Since then the monument has been painted many times protesting for Anti-ACTA, Pussy Riot, Apology for Prague 68, Hands off Ukraine. Unfortunately we only got to see the monument in its plain state. The pictures on the Internet were so cool and it’s interesting that they were posted on Atlas Obscura.

After all our walking it was time to relax, grab a cold drink and cool down. The monument was set in a park with lots of trees and shady spots with a few cafe’s around the edge.


Walking back through the city we passed the National Theatre and the park where we sheltered during the rains yesterday before ending up on Makedonia Boulevard. It’s quite surprising that we hadn’t seen Makedonia Boulevard before. It’s the central pedestrian promenade in the city lined with bars, restaurants and cafe’s. The street was just jam-packed with people enjoying the lovely warm weather. As we hadn’t eaten as yet, we found a nice burger bar and ordered a few burgers. As the sun was going down it was a great place to chill and chat. Pretty soon we checked the time and discovered it was time to go. It was great meeting Smitty and spending the last two days wandering around the city.

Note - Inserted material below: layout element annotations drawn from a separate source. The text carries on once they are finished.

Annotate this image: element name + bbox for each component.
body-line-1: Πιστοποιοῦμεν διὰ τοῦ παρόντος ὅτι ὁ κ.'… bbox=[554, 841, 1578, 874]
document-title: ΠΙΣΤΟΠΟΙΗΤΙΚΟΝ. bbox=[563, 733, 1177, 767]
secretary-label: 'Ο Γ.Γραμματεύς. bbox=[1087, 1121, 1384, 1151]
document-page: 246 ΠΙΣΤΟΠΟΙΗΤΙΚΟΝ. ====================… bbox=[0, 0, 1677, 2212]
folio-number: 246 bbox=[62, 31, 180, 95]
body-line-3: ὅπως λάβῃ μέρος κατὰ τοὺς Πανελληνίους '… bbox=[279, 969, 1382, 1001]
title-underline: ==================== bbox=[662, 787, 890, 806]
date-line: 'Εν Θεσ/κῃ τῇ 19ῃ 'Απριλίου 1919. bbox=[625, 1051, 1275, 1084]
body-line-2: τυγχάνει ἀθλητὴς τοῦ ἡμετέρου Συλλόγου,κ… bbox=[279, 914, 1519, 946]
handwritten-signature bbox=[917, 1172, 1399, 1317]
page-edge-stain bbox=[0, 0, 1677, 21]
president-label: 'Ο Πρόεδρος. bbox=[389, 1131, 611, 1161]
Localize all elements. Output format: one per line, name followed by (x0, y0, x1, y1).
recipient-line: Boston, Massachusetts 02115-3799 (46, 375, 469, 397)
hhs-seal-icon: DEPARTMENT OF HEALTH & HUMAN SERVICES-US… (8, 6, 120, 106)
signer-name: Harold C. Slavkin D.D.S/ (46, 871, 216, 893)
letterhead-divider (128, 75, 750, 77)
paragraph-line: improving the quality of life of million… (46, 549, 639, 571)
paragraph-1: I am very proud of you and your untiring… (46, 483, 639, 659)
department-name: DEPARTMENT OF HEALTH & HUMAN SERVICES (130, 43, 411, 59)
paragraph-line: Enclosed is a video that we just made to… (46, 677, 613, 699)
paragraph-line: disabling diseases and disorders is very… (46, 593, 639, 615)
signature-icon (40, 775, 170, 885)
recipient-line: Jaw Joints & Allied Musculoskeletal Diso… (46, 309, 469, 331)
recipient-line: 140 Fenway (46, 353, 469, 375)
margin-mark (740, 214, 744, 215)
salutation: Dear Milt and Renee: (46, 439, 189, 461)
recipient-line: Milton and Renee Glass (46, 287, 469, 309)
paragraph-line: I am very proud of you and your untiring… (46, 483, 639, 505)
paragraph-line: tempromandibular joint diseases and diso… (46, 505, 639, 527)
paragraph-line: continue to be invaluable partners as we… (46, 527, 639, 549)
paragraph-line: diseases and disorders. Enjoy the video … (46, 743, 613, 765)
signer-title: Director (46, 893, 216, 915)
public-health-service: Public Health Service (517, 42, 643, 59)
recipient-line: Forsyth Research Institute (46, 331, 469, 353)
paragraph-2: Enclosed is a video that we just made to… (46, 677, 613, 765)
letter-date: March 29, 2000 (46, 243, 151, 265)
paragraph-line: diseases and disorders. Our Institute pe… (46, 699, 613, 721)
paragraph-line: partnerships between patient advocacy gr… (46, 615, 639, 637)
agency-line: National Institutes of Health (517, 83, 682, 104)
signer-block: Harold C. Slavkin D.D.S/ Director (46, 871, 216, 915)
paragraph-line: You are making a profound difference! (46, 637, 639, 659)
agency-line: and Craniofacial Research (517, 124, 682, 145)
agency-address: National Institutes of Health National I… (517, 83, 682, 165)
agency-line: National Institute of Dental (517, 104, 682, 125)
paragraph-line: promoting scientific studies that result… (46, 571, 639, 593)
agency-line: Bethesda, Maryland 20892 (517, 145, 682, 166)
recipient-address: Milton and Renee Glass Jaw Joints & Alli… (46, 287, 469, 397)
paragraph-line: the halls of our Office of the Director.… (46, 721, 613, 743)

Tomorrow we head to Niš in Serbia and he heads towards Turkey before heading up into Russia to rendezvous with Kurt and Lynette . The three of them will ride across Russia to Vladivostok, which will be the end of Smitty’s around the world tour. (We have received news since we met Jeff that he did not make it to the meeting, he suffered from a heart attack and did not survive. He was a lovely man who leaves behind many who will miss him.)

Starting the bike was no problem with a brand new battery. No pushing and dumping the clutch, just a simple push of a thumb.

Arriving back at the couchsurf our hosts treated us to a night of Bulgarian food and a movie,   despite the subtitles was actually quite funny. It was an old communist era film which was a Bulgarian classic. After the film we chatted late into the night. We really enjoyed our couchsurf in Bulgaria and it was nice to gain a locals view of the world.